Yeah, so I’m a day late with this post. I feel like the first three weeks of this series went really well, but since then, not so much. Fittingly enough, this week’s fruit is Faithfulness–yet another reason to try to hang on for the next couple of weeks.
I actually wrote this post a while ago, but hadn’t gotten up the nerve to post until a couple weeks ago, at which point I decided I might as well wait until the Faithfulness week, since it was sorta-kinda-vaguely-not-really related.
Yes, I know the pronouns they, their, and them should not be used to refer to singular entities. I’m going to use them anyhow to protect the identities of the innocent.
The first thing I did when I saw my friend was look at their finger. The ring was gone.
I’d had my suspicions over the past few months, but I couldn’t know for sure. There were lots of dots, and lots of potential connections, but I was trying to restrain myself from jumping to conclusions–almost as hard as reining in a horse already jumping over a steeplechase. I dearly hoped I was wrong (how often does that happen?); I hoped I was just being a woman and over-analyzing everything. In the depths of my heart, I knew I wasn’t. I don’t really know how I figured it out, but some combination of strange comments, apparently random changes, and slightly odd behavioral patterns led me to my theories.
I awkwardly spent the whole time we were at the coffee shop glancing at their ring finger. I don’t know if they noticed. In a way, I hope they did. It might be less awkward if we both knew that I knew. On the other hand, I hope they didn’t. It would be incredibly awkward if we both knew that I knew, but didn’t know how I knew.
The oddest thing is that somehow, I think I started to see this coming maybe two years ago. I can’t explain it–it was just an odd premonition of sorts that I brushed aside into the corner of my brain labeled “Absurd Drifting Thoughts,” or something like that. Maybe I’m just crazy.
To be clear, I have no idea what the circumstances of this situation are. All I have are hypotheses. For all I know, the ring could be gone because they were using stucco and got chemical burns on their hands and had to have their ring cut off in the emergency room (That’s a real, albeit remote, possibility–I know a guy to whom that happened.) Still, unlikely. Even more unlikely than the horse-and-steeplechase scenario.
You’d think that after twenty-five-plus years of marriage, things would work themselves out. But time and time again, my assumption is proved wrong. Throughout my life, I’ve gone through periods where I wished I had a dad, but when s*** like this happens, it sort of makes me glad I don’t. Sort of.
Over Thanksgiving break, I visited a Christian studies class at my old school, and the teacher (actually the head of the school) was talking about Mere Christianity, where C.S. Lewis describes evil not as its own entity, but merely a perversion of good. This is how I tend to view divorce/separation. Not as a state in and of itself, but rather as the breaking of the state of marriage. I am very hesitant to label it “sin,” or even a state resulting from sin. Instead, I see it as a state resulting from Fallen-ness. Sure, there are circumstances when divorce can be a sin or be the direct result of a specific sin, but it seems that much more often, it’s the result of our sinful nature. I suppose that’s why it frustrates me so much. We can, to an extent, remedy sins. We can’t remedy the Fall.
In all this, I see so little hope for my future. How the heck do people make marriage work? If marriages fail after multiple decades and children, what’s the point?

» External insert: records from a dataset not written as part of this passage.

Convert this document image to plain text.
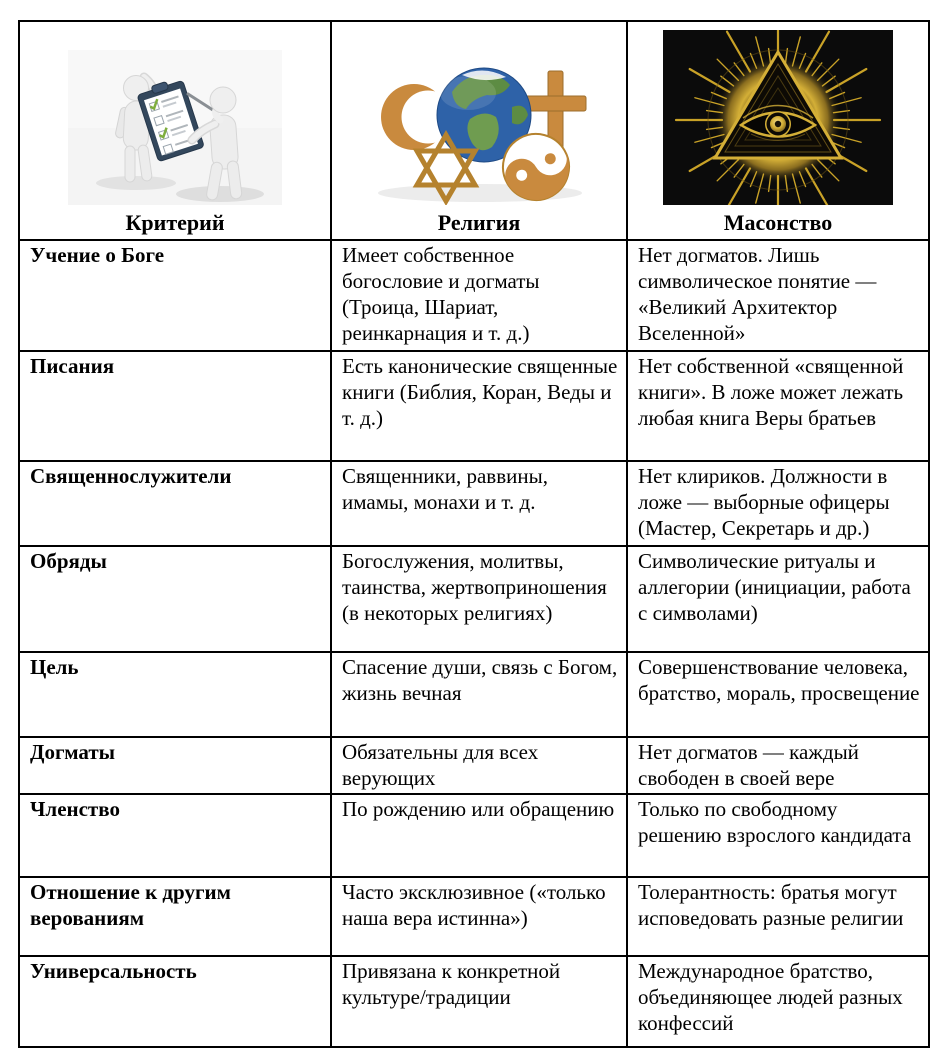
Критерий	Религия	Масонство

Учение о Боге	Имеет собственное богословие и догматы (Троица, Шариат, реинкарнация и т. д.)	Нет догматов. Лишь символическое понятие — «Великий Архитектор Вселенной»
Писания	Есть канонические священные книги (Библия, Коран, Веды и т. д.)	Нет собственной «священной книги». В ложе может лежать любая книга Веры братьев
Священнослужители	Священники, раввины, имамы, монахи и т. д.	Нет клириков. Должности в ложе — выборные офицеры (Мастер, Секретарь и др.)
Обряды	Богослужения, молитвы, таинства, жертвоприношения (в некоторых религиях)	Символические ритуалы и аллегории (инициации, работа с символами)
Цель	Спасение души, связь с Богом, жизнь вечная	Совершенствование человека, братство, мораль, просвещение
Догматы	Обязательны для всех верующих	Нет догматов — каждый свободен в своей вере
Членство	По рождению или обращению	Только по свободному решению взрослого кандидата
Отношение к другим верованиям	Часто эксклюзивное («только наша вера истинна»)	Толерантность: братья могут исповедовать разные религии
Универсальность	Привязана к конкретной культуре/традиции	Международное братство, объединяющее людей разных конфессий
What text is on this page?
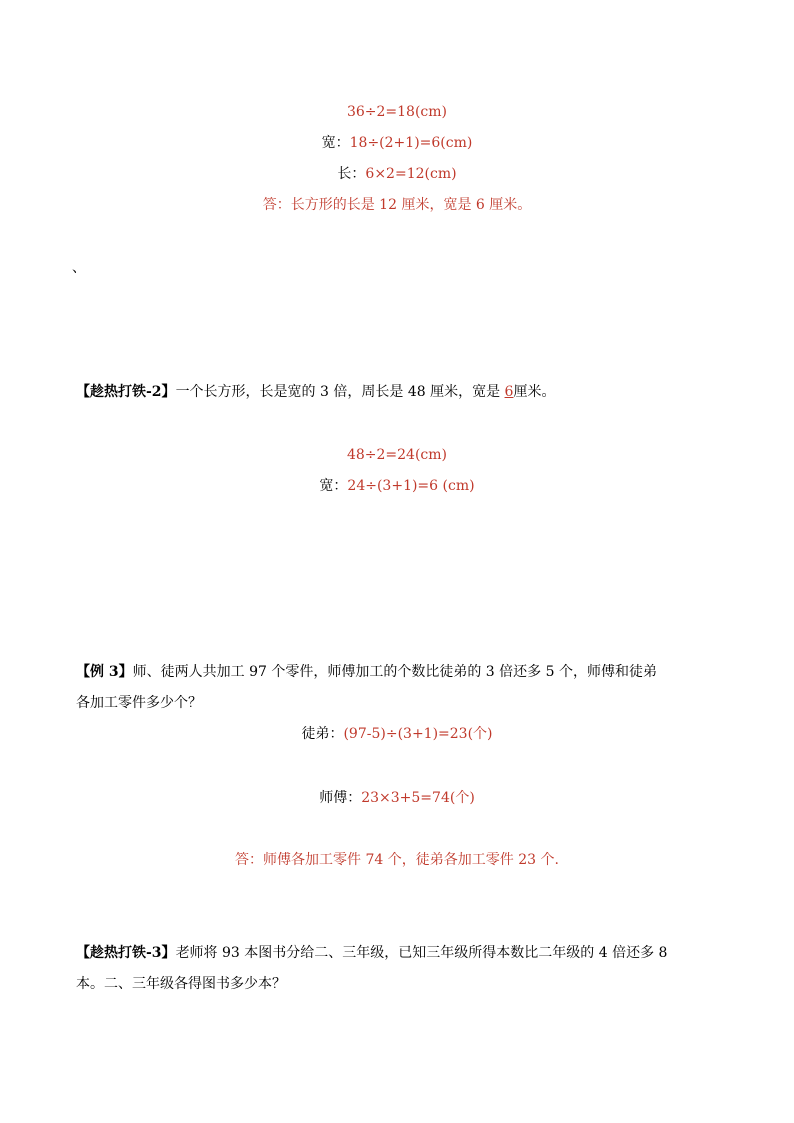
36÷2=18(cm)
宽：18÷(2+1)=6(cm)
长：6×2=12(cm)
答：长方形的长是 12 厘米，宽是 6 厘米。
、
【趁热打铁-2】一个长方形，长是宽的 3 倍，周长是 48 厘米，宽是 6厘米。
48÷2=24(cm)
宽：24÷(3+1)=6 (cm)
【例 3】师、徒两人共加工 97 个零件，师傅加工的个数比徒弟的 3 倍还多 5 个，师傅和徒弟
各加工零件多少个？
徒弟：(97-5)÷(3+1)=23(个)
师傅：23×3+5=74(个)
答：师傅各加工零件 74 个，徒弟各加工零件 23 个.
【趁热打铁-3】老师将 93 本图书分给二、三年级，已知三年级所得本数比二年级的 4 倍还多 8
本。二、三年级各得图书多少本？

[Update: I mentioned this situation as in an offhanded comment to a college minister I know, and he had some good insights. He’s at about the same stage of life as the person this situation concerns, which made his comments all the more interesting. I think what stood out to me the most, what I had never really considered before, was that, “People change, and after you’ve had kids and they’ve grown up and gone to college, all of a sudden you can realize that you don’t even know the person you’re living with anymore because they’re not the same person you married twenty years ago. Think about it–how different are you now than you were five years ago? Because it’s still the same when you’re older.”]
I’m not quite sure what to make of all this, but I thought I’d share anyways.
Right now, I’m madly cramming for a biology exam. Right now, I’m liking my math major a lot more than my biology major. As if I needed any more proof, my brand new TI-89 Titanium just arrived in the mail. Perhaps I should have timed my new toy to arrive after the biology exam.